Abstract 13175: Fasting and Postprandial Triglycerides and Cardiovascular Event in Stable Coronary Artery Disease: 4-Years Follow-Up of the Homburg Cream & Sugar Study
Background: The aim of the prospective Homburg Cream & Sugar study was to compare risk prediction by fasting and postprandial serum triglycerides (TG) in patients with coronary artery disease (CAD) on guideline-recommended medication.
Methods & Results: N=514 consecutive patients with angiographically confirmed, clinically stable CAD (median age 68 years, 83% male, 95% on a statin, median LDL-C 105mg/dl) received a sequential oral triglyceride (OTT, 75g cream fat) and glucose tolerance test (OGT, 75g glucose) to obtain standardized measurements of postprandial TG and glucose kinetics. Lipid and glucose parameters were measured at fasting, 3, 4, and 5 hours after the OTT/OGT.
Fasting TG were strongly associated with the area under the curve (AUC) of the postprandial TG increase (R=0.93, p<0.0001). Compared to the lowest tertile of fasting TG (<106mg/dl), patients in the highest tertile (>150mg/dl) were younger, more obese, more were smoking, they had a higher blood pressure, lower HDL- and higher LDL-C and more had glucose intolerance or a metabolic syndrome. A similar association was observed with the AUC tertiles.
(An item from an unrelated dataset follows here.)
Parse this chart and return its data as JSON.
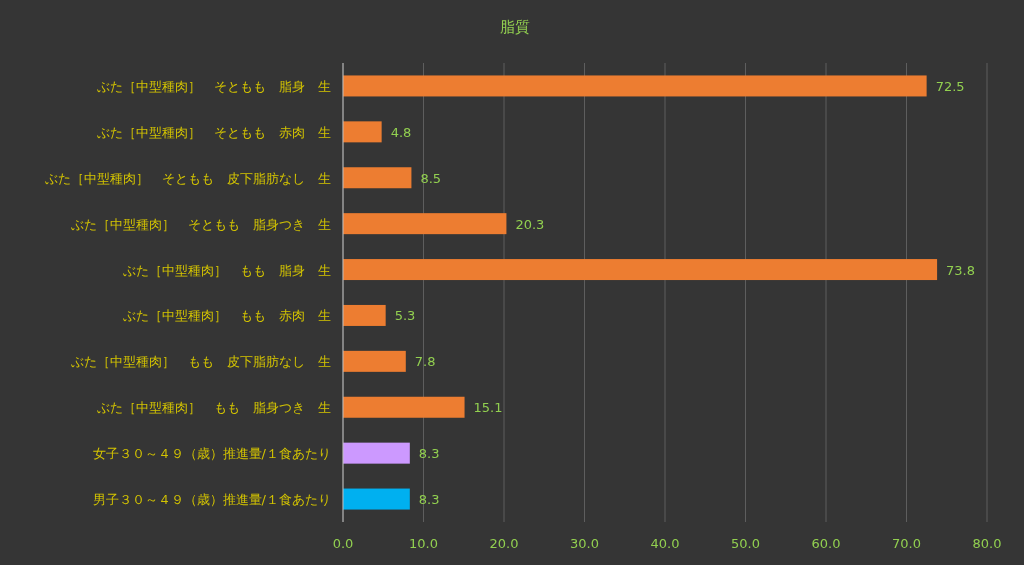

The primary outcome was the composite endpoint of death and hospitalization for acute coronary syndrome or hospitalization for unplanned, symptom-induced coronary angiography and revascularization within 48 months. Time-to-event analyses (Kaplan-Meier curves, Cox regression) demonstrated that both fasting and postprandial TG predicted the primary outcome (fasting TG >150mg/dl vs. <106mgdl: HR 1.79, 95%-CI 1.31-2.45, p=0.0001; AUC >1120mg/dl vs. <750mg/dl: HR 1.78, 95%-CI 1.29-2.45, p=0.0003). Postprandial TG parameters did not improve risk prediction compared to fasting TG. The number of cardiovascular deaths and myocardial infarctions was higher in the upper tertile of fasting TG >150mg/dl (HR 1.79, 95%-CI 1.04-3.09, p=0.03). Risk prediction by TG was independent of traditional risk factors, medication, glucose metabolism, LDL-C and HDL-C.
Conclusions: Fasting serum triglycerides >150 mg/dl predict cardiovascular events in patients with coronary artery disease on guideline-recommended medication. Assessment of postprandial TG does not improve risk prediction compared to fasting TG in these patients.
Author Disclosures: C. Werner: None. A. Knoll: None. M. Böhm: None. U. Laufs: None.
- © 2014 by American Heart Association, Inc.